Leo I. Gordon, MD, FACP: Well, I think that the 2 issues we’re seeing in terms of safety are cytokine release syndrome and neurologic toxicity. And one of the problems in interpreting the data is not all the trials have used the same criteria to define those problems. I think in your institution, you’re beginning to harmonize that and to look at that. And I think we need to do that. It appears that the cytokine release syndrome seems a little bit lower with the 4-1BB product, but that might be a consequence of the way we’re measuring cytokine release syndrome. Neurologic toxicities are in the range of about 30% to 35%, with most of the neurologic toxicities being grade 1 or 2, not grade 3 or 4. I would add that even grades 1 and 2 neurologic toxicity for a patient are significant. Maybe for a clinical trialist they’re not, but for patients’ loss of word finding, confusion is a significant event.

Matthew Lunning, DO: It’s an event for their caregiver too.

Michael Pulsipher, MD: They certainly need to be aware that this is going to happen, and the big question is whether these are long-term toxicities or they contribute to long-term toxicities. And so far, we haven’t seen that in low-grade neurotoxicities, but we need to watch them.
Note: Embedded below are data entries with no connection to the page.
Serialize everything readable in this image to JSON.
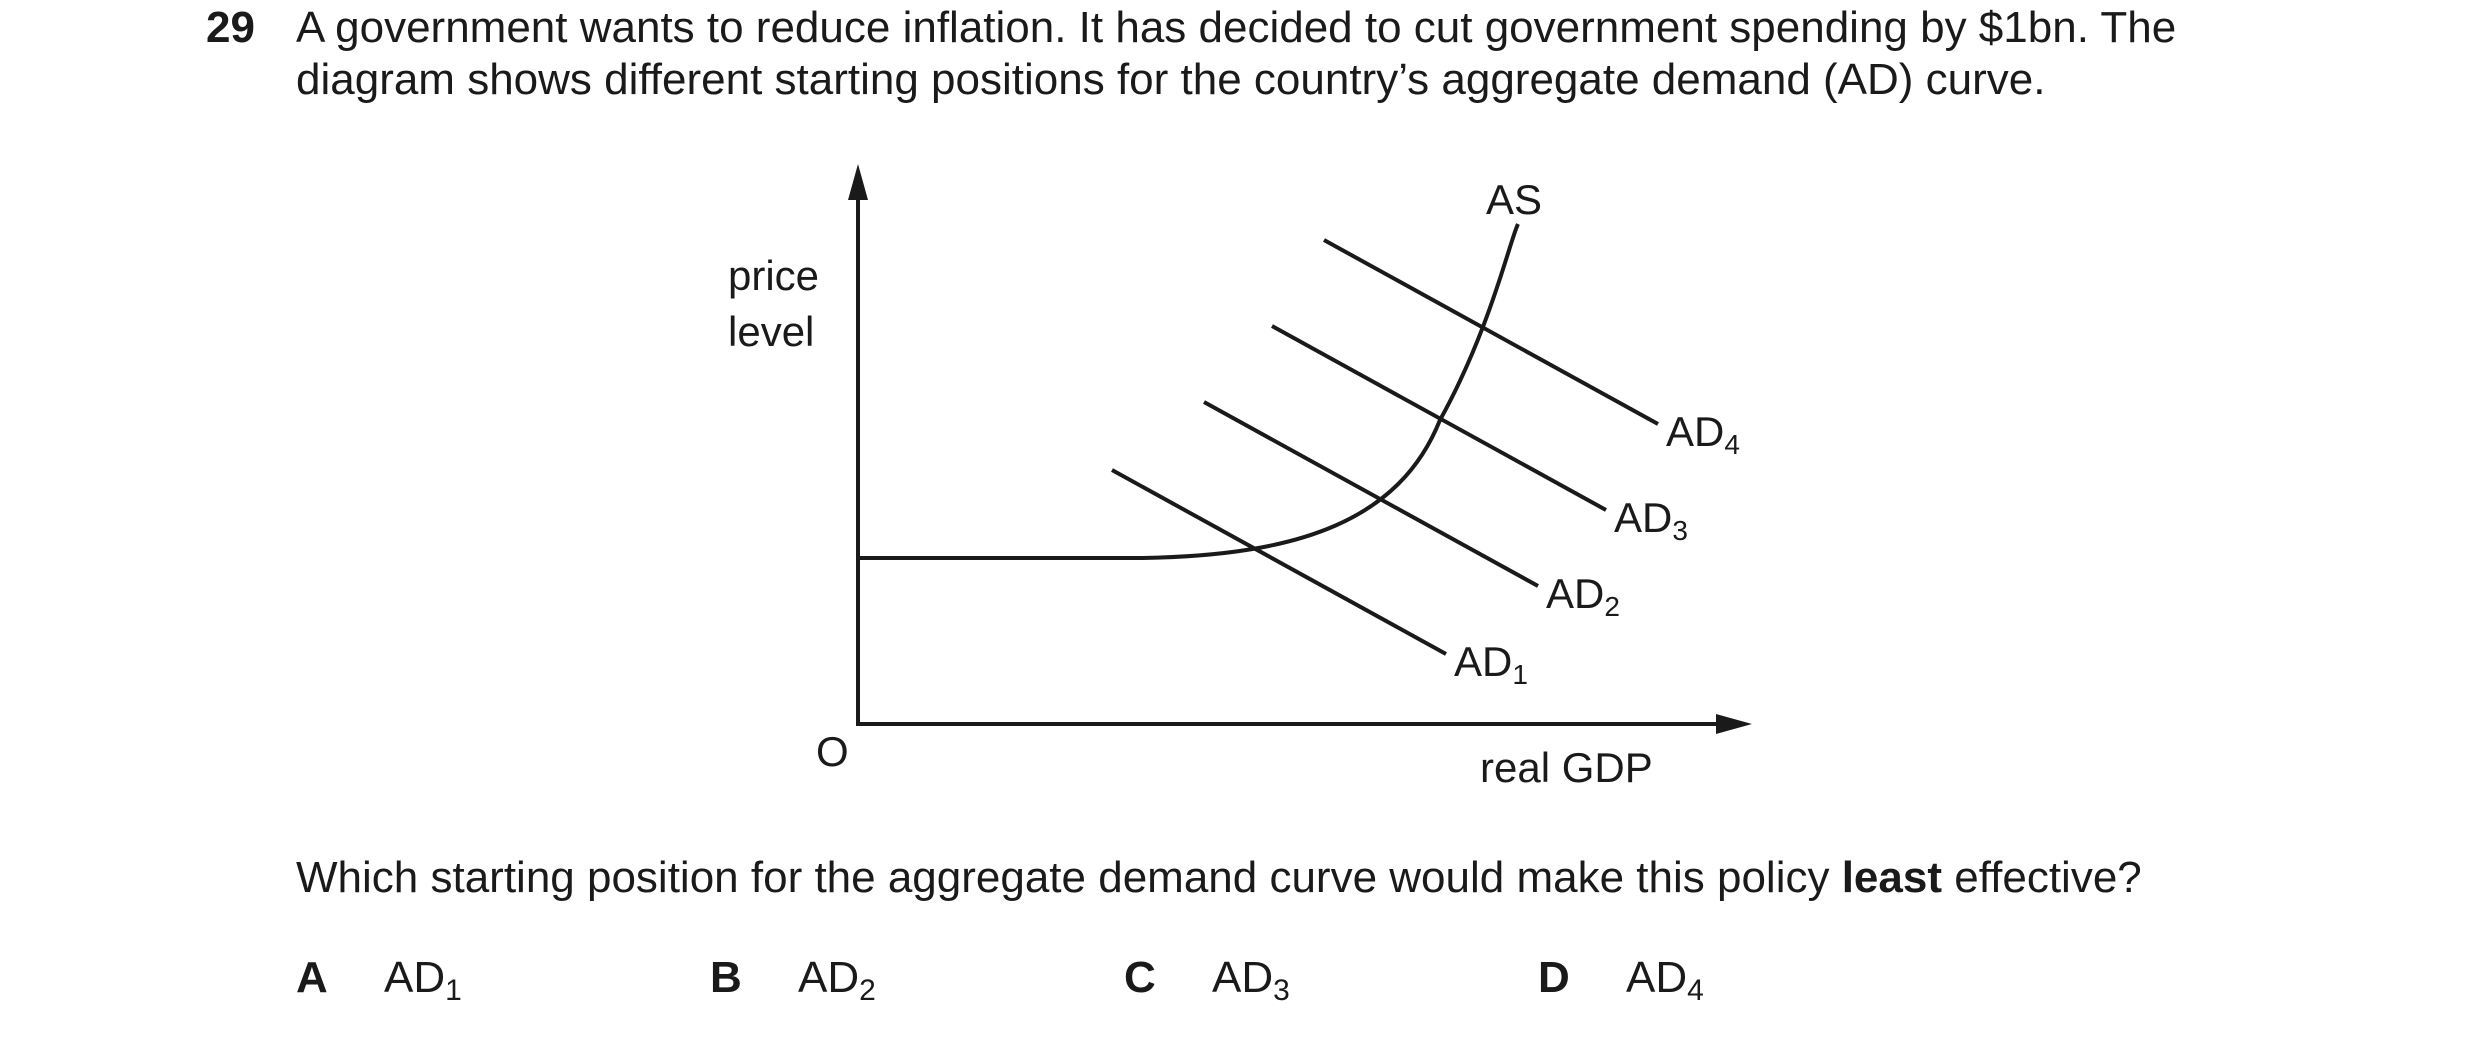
{
  "question": {
    "number": "29",
    "line1": "A government wants to reduce inflation. It has decided to cut government spending by $1bn. The",
    "line2": "diagram shows different starting positions for the country’s aggregate demand (AD) curve."
  },
  "diagram": {
    "y_axis_label_line1": "price",
    "y_axis_label_line2": "level",
    "x_axis_label": "real GDP",
    "origin_label": "O",
    "as_label": "AS",
    "ad_curves": [
      {
        "base": "AD",
        "sub": "1"
      },
      {
        "base": "AD",
        "sub": "2"
      },
      {
        "base": "AD",
        "sub": "3"
      },
      {
        "base": "AD",
        "sub": "4"
      }
    ]
  },
  "prompt": {
    "before": "Which starting position for the aggregate demand curve would make this policy ",
    "bold": "least",
    "after": " effective?"
  },
  "options": [
    {
      "letter": "A",
      "base": "AD",
      "sub": "1"
    },
    {
      "letter": "B",
      "base": "AD",
      "sub": "2"
    },
    {
      "letter": "C",
      "base": "AD",
      "sub": "3"
    },
    {
      "letter": "D",
      "base": "AD",
      "sub": "4"
    }
  ],
  "colors": {
    "ink": "#1a1a1a",
    "background": "#ffffff"
  }
}
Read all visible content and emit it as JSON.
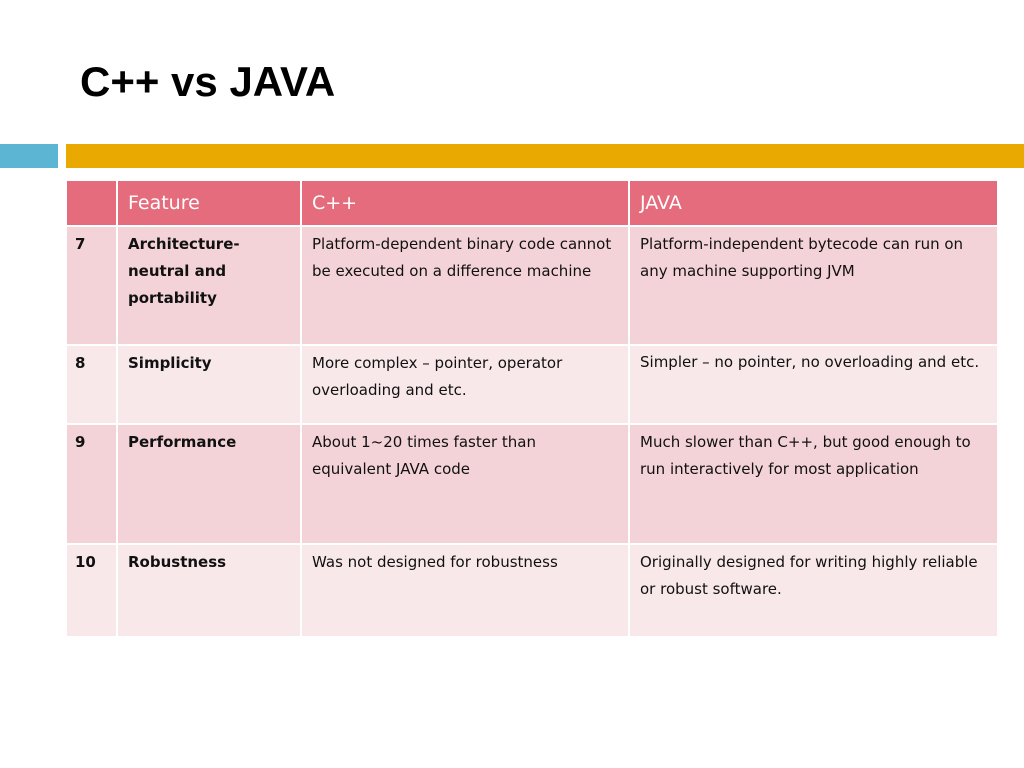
{
  "slide": {
    "title": "C++ vs JAVA"
  },
  "table": {
    "headers": [
      "",
      "Feature",
      "C++",
      "JAVA"
    ],
    "rows": [
      {
        "num": "7",
        "feature": "Architecture-neutral and portability",
        "cpp": "Platform-dependent binary code cannot be executed on a difference machine",
        "java": "Platform-independent bytecode can run on any machine supporting JVM"
      },
      {
        "num": "8",
        "feature": "Simplicity",
        "cpp": "More complex – pointer, operator overloading and etc.",
        "java": "Simpler – no pointer, no overloading and etc."
      },
      {
        "num": "9",
        "feature": "Performance",
        "cpp": "About 1~20 times faster than equivalent JAVA code",
        "java": "Much slower than C++, but good enough to run interactively for most application"
      },
      {
        "num": "10",
        "feature": "Robustness",
        "cpp": "Was not designed for robustness",
        "java": "Originally designed for writing highly reliable or robust software."
      }
    ]
  },
  "colors": {
    "accent_blue": "#5bb5d3",
    "accent_gold": "#e9a900",
    "header_row": "#e56c7d",
    "row_dark": "#f4d3d8",
    "row_light": "#f8e8ea"
  }
}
Leo I. Gordon, MD, FACP: Correct.

David Maloney, MD, PhD: I think the lesson is that so far, it looks like most people can recover from these toxicities, but they can be severe, and patients have a fairly high chance of ending up in the ICU [intensive care unit] with almost any of the products if they have severe cytokine release syndrome or neurologic toxicity. So I think this will affect the ability to give these products in the outpatient setting. We certainly have experience with the 4-1BB constructs, using them as an outpatient setting, whereas the CD28, axicabtagene, pretty much requires hospitalization for at least 7 days. And I think the median was around 16 days in the clinical trials.